Люди как люди (сборник) - Страница 24
— Родригес, это какая бригада здесь оставила метров пятьдесят транспортера?
— Я знаю, — подтвердил Родригес. — Они меня пытались убедить, что здесь периферия и нет смысла таскать туда-сюда тяжести. Я им разрешил. В порядке эксперимента.
— После такого эксперимента придется везти с Земли новый транспортер.
— Ладно уж, — оправдывался начальник, — нельзя не рисковать.
— Им просто лень было выволакивать оборудование. Вот и весь эксперимент.

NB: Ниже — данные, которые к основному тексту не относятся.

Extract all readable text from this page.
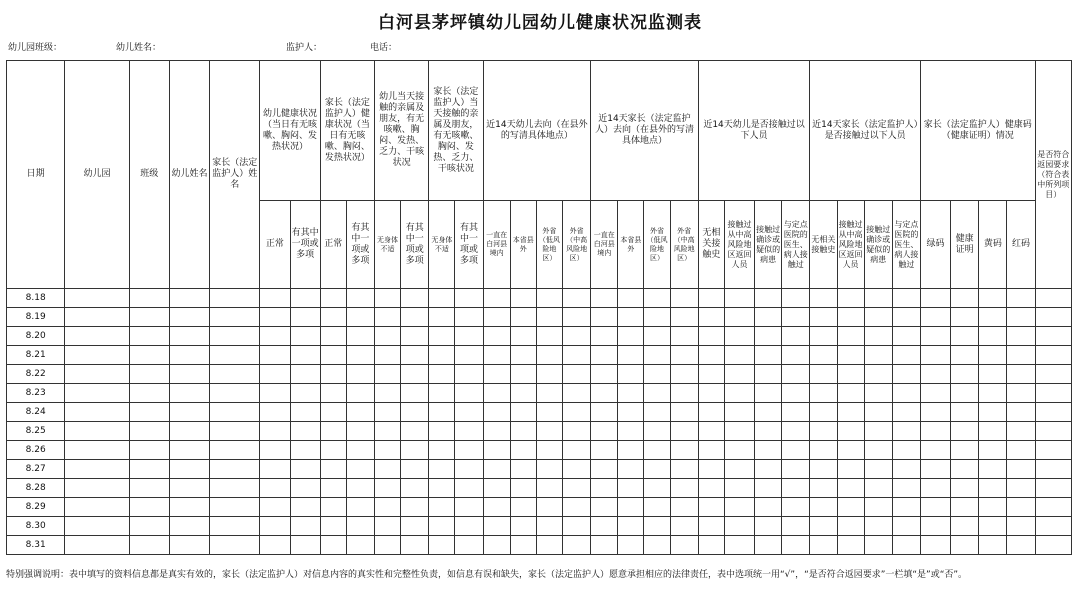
白河县茅坪镇幼儿园幼儿健康状况监测表
幼儿园班级：	幼儿姓名：	监护人：	电话：
日期	幼儿园	班级	幼儿姓名	家长（法定监护人）姓名	幼儿健康状况（当日有无咳嗽、胸闷、发热状况）		家长（法定监护人）健康状况（当日有无咳嗽、胸闷、发热状况）		幼儿当天接触的亲属及朋友，有无咳嗽、胸闷、发热、乏力、干咳状况		家长（法定监护人）当天接触的亲属及朋友，有无咳嗽、胸闷、发热、乏力、干咳状况		近14天幼儿去向（在县外的写清具体地点）				近14天家长（法定监护人）去向（在县外的写清具体地点）				近14天幼儿是否接触过以下人员				近14天家长（法定监护人）是否接触过以下人员				家长（法定监护人）健康码（健康证明）情况				是否符合返园要求（符合表中所列项目）
					正常	有其中一项或多项	正常	有其中一项或多项	无身体不适	有其中一项或多项	无身体不适	有其中一项或多项	一直在白河县境内	本省县外	外省（低风险地区）	外省（中高风险地区）	一直在白河县境内	本省县外	外省（低风险地区）	外省（中高风险地区）	无相关接触史	接触过从中高风险地区返回人员	接触过确诊或疑似的病患	与定点医院的医生、病人接触过	无相关接触史	接触过从中高风险地区返回人员	接触过确诊或疑似的病患	与定点医院的医生、病人接触过	绿码	健康证明	黄码	红码	
8.18																																	
8.19																																	
8.20																																	
8.21																																	
8.22																																	
8.23																																	
8.24																																	
8.25																																	
8.26																																	
8.27																																	
8.28																																	
8.29																																	
8.30																																	
8.31																																	
特别强调说明：表中填写的资料信息都是真实有效的，家长（法定监护人）对信息内容的真实性和完整性负责，如信息有误和缺失，家长（法定监护人）愿意承担相应的法律责任，表中选项统一用“√”，“是否符合返园要求”一栏填“是”或“否”。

Я был в прескверном настроении, Родригес это понимал и на мое ворчание больше не реагировал.
Мне мешала идти всякая живность. Зимой обитатели шахты спят или тихонечко роют свои ходы в породе. А сейчас… Некоторые из них были весьма злобного нрава и устрашающего вида. В скафандре они мне не опасны, но ведь Теодор пошел практически голым. Вроде бы смертельно опасных зверей у нас в шахте не водилось — в прошлом году приезжали биологи, резали их, смотрели. Но как сейчас помню — Ахундов наступил на одну суничку, неделю лежал — нога как бревно.
Штрек повернул налево, пошел вниз. Этот штрек был разведочным. Он вел к большой полости почти в центре месторождения. Полость была естественная, проходили главные сосуды, и мы оставили все как есть, чтобы не повредить месторождение.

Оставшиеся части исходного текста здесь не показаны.